Remembering Sid Caesar

Remembering Sid Caesar

Sandee is the arts and culture editor at the Jewish Week.

Comedy great Sid Caesar died on Wednesday at age 91, at his home in Beverly Hills. His pioneering work in television in the 1950s, with “Your Show of Shows,” spawned television’s golden age. I interviewed Caesar in November 2003 when his book “My Life in Comedy, With Love and Laughter" was published. Some excerpts of that interview follow.

When Sid Caesar was a boy growing up in Yonkers, his parents owned a restaurant, frequented by immigrants from many countries. The young Caesar would bus tables, listening to the sounds and picking up words and nuances. Then, he began speaking in double-talk – an invented gibberish, using fake words and a real accent to convey a foreign language – which would become one of the trademarks of his humor. Even back then, he had the entire restaurant laughing.

When The Jewish Week met the 81-year old comedian during his visit to New York City, he spoke at various times in double-talk French, German and Yiddish, adding a certain authenticity to his made-up language with a hand gesture or shrug. His blue eyes still twinkle as he performs, even to an appreciative audience of one.

Caesar has just published "Caesar's Hours: My Life in Comedy, With Love and Laughter" written with Eddie Friedfeld. This is more a book about his art than an autobiography, focusing on his development as a comic and his years with "Your Show of Shows" the pioneering live television show of comic sketches that premiered in the 1950s and the show that followed it, "Caesar's Hour."

Those shows are inscribed in America's cultural consciousness for their profound humor and Caesar's talent in slipping into all sorts of characters and also for the legacy of the Writer's Room, where a group including Carl Reiner, Neil Simon, Larry Gelbart, Mel Brooks and, in later years, Woody Allen, gathered along with Caesar to write and craft ninety minutes of live television. They took their comedy very seriously.

"It was a tremendous job. We were nuts," Caesar says. Their meetings were "jam sessions. You play your version and someone else plays his." He adds, "We all learned a lot from each other, just sitting in that room."

The book covers Caesar's early life and his comic antics with his brother Dave, whom he describes as the funnier brother, but one who would freeze in front of an audience. He writes about his years as a musician – he plays saxophone and clarinet — and then comic in the Catskills, his service in the Coast Guard in World War II when he wrote and toured in "Tars and Spars." Then, he met the show's civilian director, Max Liebman, who would later direct "Your Show of Shows."

Recalling “Your Show of Shows,” Caesar emphasizes that people are still surprised to hear that the show was done live, with no editing possible, with 60 million people watching. "I had no laugh track," he says. "I had to play the audience."

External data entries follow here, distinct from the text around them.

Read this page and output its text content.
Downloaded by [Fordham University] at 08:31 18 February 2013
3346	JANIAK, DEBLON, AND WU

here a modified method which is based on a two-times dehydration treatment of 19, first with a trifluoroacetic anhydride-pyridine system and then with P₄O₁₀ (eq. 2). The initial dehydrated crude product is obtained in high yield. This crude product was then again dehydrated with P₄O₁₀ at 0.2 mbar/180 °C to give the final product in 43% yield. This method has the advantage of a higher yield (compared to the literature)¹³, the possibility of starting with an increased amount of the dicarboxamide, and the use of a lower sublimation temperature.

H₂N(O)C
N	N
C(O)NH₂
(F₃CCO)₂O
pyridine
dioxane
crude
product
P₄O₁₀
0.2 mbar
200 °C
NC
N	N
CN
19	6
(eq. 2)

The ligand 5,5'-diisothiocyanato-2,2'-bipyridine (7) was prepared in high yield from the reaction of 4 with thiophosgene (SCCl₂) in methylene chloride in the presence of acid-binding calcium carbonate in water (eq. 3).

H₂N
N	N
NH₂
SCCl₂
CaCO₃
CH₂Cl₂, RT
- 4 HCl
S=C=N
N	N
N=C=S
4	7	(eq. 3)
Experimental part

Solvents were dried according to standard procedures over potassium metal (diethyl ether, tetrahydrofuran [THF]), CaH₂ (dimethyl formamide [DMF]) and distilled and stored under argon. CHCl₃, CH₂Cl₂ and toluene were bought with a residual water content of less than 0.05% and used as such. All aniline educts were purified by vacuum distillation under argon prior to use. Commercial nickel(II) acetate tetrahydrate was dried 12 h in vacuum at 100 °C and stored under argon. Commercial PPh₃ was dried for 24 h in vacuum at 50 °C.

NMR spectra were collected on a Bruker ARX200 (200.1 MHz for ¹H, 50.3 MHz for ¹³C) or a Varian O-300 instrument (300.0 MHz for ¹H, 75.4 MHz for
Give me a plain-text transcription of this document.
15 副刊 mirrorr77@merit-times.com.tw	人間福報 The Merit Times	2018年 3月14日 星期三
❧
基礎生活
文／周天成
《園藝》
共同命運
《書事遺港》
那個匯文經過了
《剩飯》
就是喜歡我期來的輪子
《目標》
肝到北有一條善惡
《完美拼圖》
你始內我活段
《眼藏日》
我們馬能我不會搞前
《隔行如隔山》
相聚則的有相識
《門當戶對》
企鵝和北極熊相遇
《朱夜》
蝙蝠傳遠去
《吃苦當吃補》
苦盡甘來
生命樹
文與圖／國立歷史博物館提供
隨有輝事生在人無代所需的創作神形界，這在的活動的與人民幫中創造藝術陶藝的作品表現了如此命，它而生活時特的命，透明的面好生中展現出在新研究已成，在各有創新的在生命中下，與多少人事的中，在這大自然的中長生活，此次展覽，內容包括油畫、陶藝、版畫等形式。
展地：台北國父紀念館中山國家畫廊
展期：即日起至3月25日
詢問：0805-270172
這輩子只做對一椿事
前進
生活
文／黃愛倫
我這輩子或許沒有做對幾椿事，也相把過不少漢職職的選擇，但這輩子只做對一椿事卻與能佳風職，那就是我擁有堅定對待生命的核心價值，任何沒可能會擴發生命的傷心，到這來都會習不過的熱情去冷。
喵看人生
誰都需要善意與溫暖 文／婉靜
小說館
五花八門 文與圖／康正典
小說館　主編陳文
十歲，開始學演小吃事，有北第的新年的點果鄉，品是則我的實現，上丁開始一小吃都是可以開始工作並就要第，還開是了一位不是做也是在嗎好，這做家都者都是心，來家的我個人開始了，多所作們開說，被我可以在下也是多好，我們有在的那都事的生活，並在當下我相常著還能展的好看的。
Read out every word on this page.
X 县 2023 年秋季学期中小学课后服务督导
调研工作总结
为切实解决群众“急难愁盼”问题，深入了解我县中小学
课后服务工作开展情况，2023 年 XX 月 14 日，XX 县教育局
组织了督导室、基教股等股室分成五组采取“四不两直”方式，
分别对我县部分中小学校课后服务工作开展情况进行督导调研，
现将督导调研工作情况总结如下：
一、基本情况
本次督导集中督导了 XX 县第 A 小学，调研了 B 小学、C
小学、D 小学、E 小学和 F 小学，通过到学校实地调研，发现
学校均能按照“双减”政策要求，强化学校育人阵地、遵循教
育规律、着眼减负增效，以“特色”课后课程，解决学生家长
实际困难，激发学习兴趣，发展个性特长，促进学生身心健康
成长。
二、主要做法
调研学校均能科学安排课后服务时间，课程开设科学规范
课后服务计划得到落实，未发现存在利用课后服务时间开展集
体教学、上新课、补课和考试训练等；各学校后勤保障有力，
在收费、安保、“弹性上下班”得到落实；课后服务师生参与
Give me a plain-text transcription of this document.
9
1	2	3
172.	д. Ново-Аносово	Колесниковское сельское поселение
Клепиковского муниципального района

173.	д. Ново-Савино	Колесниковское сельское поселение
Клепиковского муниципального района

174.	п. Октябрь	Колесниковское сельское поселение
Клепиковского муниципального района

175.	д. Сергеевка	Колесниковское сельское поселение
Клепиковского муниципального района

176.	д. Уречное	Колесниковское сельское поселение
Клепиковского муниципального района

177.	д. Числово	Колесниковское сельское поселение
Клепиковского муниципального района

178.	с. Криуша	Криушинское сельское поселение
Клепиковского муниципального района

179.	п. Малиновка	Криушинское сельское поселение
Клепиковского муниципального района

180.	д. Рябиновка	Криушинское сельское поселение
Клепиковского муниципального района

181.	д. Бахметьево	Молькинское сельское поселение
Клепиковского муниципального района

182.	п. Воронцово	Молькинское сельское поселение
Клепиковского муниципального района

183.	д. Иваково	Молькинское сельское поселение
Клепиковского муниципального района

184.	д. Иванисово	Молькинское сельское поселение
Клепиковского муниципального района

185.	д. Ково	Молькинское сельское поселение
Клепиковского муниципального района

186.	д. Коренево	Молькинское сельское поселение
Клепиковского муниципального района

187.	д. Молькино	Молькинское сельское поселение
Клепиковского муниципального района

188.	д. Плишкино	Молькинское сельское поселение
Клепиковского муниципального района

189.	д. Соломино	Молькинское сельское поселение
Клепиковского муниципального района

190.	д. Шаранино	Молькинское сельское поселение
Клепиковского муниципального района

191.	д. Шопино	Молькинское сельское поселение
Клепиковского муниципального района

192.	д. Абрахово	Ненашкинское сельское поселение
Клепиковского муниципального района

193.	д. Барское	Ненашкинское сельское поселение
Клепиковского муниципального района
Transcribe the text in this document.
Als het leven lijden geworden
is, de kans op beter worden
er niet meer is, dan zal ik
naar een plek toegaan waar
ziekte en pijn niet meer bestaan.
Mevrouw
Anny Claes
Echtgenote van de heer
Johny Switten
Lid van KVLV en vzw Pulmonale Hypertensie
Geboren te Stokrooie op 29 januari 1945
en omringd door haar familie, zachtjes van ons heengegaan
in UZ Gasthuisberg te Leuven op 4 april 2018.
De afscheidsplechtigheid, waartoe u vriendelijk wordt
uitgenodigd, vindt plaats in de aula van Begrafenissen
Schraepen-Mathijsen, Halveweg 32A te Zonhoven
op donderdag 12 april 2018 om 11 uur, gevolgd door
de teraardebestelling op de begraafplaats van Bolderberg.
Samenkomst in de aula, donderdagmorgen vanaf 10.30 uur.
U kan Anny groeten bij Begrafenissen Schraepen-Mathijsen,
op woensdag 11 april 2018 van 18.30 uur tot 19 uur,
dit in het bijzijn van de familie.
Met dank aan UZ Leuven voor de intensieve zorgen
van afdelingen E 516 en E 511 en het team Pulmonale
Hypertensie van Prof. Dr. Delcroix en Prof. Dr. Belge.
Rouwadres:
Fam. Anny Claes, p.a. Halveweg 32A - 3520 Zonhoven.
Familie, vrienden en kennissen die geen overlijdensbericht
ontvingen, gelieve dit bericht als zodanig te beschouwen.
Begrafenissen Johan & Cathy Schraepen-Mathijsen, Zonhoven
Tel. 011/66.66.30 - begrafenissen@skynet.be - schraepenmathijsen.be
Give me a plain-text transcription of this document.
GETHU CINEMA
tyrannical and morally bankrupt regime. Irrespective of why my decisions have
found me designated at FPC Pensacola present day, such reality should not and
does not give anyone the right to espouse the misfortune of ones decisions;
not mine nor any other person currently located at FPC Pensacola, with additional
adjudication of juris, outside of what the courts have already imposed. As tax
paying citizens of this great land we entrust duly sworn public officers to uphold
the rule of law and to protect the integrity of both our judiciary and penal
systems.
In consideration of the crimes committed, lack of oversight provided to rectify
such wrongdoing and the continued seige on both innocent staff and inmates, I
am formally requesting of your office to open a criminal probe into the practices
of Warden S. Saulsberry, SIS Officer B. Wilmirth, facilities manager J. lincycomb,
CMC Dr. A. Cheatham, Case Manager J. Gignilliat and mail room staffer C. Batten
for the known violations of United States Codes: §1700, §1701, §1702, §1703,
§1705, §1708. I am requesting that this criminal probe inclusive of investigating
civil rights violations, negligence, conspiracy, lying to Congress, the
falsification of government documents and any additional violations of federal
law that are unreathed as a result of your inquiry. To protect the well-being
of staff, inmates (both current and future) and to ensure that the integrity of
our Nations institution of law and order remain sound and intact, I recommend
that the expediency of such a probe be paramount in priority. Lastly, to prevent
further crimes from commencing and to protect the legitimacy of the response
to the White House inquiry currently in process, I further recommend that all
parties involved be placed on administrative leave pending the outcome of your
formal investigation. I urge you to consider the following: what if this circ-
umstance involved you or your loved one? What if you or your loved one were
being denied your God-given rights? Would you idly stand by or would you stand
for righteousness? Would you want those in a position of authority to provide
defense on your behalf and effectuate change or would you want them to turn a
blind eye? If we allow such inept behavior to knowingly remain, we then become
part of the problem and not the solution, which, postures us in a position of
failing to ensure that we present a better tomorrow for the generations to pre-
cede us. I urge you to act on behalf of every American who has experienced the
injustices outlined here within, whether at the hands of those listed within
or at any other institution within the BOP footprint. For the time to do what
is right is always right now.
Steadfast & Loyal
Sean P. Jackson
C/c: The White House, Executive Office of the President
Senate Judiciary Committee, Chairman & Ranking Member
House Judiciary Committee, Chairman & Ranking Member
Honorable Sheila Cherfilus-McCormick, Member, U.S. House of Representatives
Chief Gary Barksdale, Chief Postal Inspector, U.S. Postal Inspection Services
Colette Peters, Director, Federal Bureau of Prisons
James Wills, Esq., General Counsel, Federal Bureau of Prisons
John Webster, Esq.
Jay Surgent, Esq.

How important is the audience? "There is nobody who can be funny without an audience. You don't know what you're doing. It would be like playing handball without a wall, playing football without a team-You can throw the ball as long as you want and nobody's going to catch it. It's their reaction."

For Caesar, all humor comes out of pain. "But you have to know what you're talking about. You have to know the truth."

It's surprising to hear one of the funniest men in America describe himself as shy. He says that it's difficult for him to approach someone he doesn't know in a social situation. He admits that once he immerses himself in a character, he comes alive. "Being on stage is different. That's my line of work."

In one chapter toward the end titled "Conquering Demons," Caesar turns his attention to the decades after "Caesar's Hour" went off the air, when he was plagued with depression and addicted to pills and alcohol. He describes the lowest point of his life, in 1977, when his addictions not only hurt his family life, but hurt his art. While performing on stage, for the first time ever, he couldn't remember any of his lines. Soon after that, he faced up to himself and made the decision to choose life, and entered a hospital for treatment. Two years later, while in Paris, he made another positive turn on the road to recovery, realizing that he had to make friends with himself, a refrain he repeats often during the course of the interview. He has now been alcohol free for more than two decades and writer, "I know I'll never go back."

During the interview, Caesar's wife of 60 years, Florence, enters the room and he says he would do anything, anything for her. In the book, he explains that she's the reason that he's still alive, having stood by him through years of adversity. "She is the most beautiful version of the Rock of Gibralter I will ever see in my life," he writes. [Florence died in 2010]

Caesar lives still gets together with his writer buddies regularly. "If I've learned anything over the years, it's that a little laughter is good for the soul," Caesar writes.